Teil 1 – Das Buch Esther, der
Alpha-Text und Josephus
Königin Esther - via preciousoils.wordpress |
1) Das Markusevangelium zitiert in Mk
6,14-29 mehrmals aus dem Buch Esther. Ich frage mich vor allem, was
der Sinn dieser Zitate ist und möchte mir einige Gedanken darüber
machen, aus welchem Grund Markus an dieser Stelle auf Esther
anspielt.
Diese Frage wirft ein heikles Problem
auf. Die Geschichte über die schöne Esther ist uns nämlich in
drei, teilweise erheblich voneinander abweichenden Fassungen aus der
Antike überliefert sowie zusätzlich in einer Nacherzählung:
- der masoretische Text der hebräischen
Bibel (Mt)
- die griechische Fassung der
Septuaginta (LXX)
- der sogenannte griechische Alpha-Text, auch als A-Text bezeichnet (A)
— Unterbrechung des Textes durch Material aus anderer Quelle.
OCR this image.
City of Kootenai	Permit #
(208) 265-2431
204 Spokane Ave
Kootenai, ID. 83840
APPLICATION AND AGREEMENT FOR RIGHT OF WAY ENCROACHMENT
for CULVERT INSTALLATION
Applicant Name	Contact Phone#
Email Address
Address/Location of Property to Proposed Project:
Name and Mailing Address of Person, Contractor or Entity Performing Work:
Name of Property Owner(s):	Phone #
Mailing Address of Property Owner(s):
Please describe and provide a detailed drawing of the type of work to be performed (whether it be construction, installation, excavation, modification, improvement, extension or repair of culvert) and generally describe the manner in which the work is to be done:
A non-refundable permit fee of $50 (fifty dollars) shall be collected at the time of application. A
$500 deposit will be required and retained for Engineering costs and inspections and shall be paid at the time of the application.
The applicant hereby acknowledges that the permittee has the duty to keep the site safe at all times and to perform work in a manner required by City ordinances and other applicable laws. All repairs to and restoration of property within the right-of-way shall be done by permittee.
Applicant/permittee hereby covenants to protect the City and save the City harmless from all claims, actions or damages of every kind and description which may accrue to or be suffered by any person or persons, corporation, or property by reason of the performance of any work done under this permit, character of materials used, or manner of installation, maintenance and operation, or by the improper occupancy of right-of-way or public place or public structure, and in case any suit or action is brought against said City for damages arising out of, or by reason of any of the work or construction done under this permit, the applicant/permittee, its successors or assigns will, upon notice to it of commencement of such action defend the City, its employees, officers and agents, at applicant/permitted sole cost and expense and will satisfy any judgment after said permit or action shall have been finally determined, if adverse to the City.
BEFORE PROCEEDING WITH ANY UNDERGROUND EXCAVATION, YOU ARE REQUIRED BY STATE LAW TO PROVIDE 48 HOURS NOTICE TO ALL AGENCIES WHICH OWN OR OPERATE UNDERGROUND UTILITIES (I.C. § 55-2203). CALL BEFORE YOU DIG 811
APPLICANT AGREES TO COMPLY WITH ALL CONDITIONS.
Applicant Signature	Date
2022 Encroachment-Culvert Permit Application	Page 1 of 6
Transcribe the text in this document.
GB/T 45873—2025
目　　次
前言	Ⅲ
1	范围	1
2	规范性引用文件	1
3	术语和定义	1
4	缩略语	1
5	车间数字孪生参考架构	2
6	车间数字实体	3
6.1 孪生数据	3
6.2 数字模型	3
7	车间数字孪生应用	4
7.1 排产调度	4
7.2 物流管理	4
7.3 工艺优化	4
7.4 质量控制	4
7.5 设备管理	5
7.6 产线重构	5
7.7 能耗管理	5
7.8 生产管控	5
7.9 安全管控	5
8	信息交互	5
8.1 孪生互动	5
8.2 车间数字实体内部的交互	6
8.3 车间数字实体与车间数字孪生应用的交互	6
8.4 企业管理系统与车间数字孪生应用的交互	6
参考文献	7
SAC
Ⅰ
- der griechische Bericht von Josephus Flavius in den „Jüdischen Altertümern“
- der sogenannte griechische Alpha-Text, auch als A-Text bezeichnet (A)
- der griechische Bericht von Josephus Flavius in den „Jüdischen Altertümern“
Man weiß also nicht, welches
Esther-Buch Markus eigentlich kannte. Die Behauptung, dass Markus
daraus zitiert hätte, entbehrt somit nicht einer gewissen Komik. Ich
habe mir deshalb die unterschiedlichen Fassungen von Esther etwas
näher angesehen. Mein vorsichtiger Eindruck ist, dass Markus – ebenso wie Josephus – möglicherweise mehrere Esther-Bearbeitungen
kannte oder eine Fassung, die nicht nur mit der LXX vergleichbar ist, sondern auch
mit dem Alpha-Text. (In der Bibliothek von
Qumran wurde das Buch Esther übrigens nicht gefunden - als einziges
Buch der hebräischen Bibel.)
Im ersten Teil dieses Beitrags möchte
ich zunächst nur etwas zu den unterschiedlichen Esther-Büchern sagen
und auf bestimmte Motive der Esther-Geschichte sowie einige
literarische Tricks und Techniken des Buches Esther hinweisen.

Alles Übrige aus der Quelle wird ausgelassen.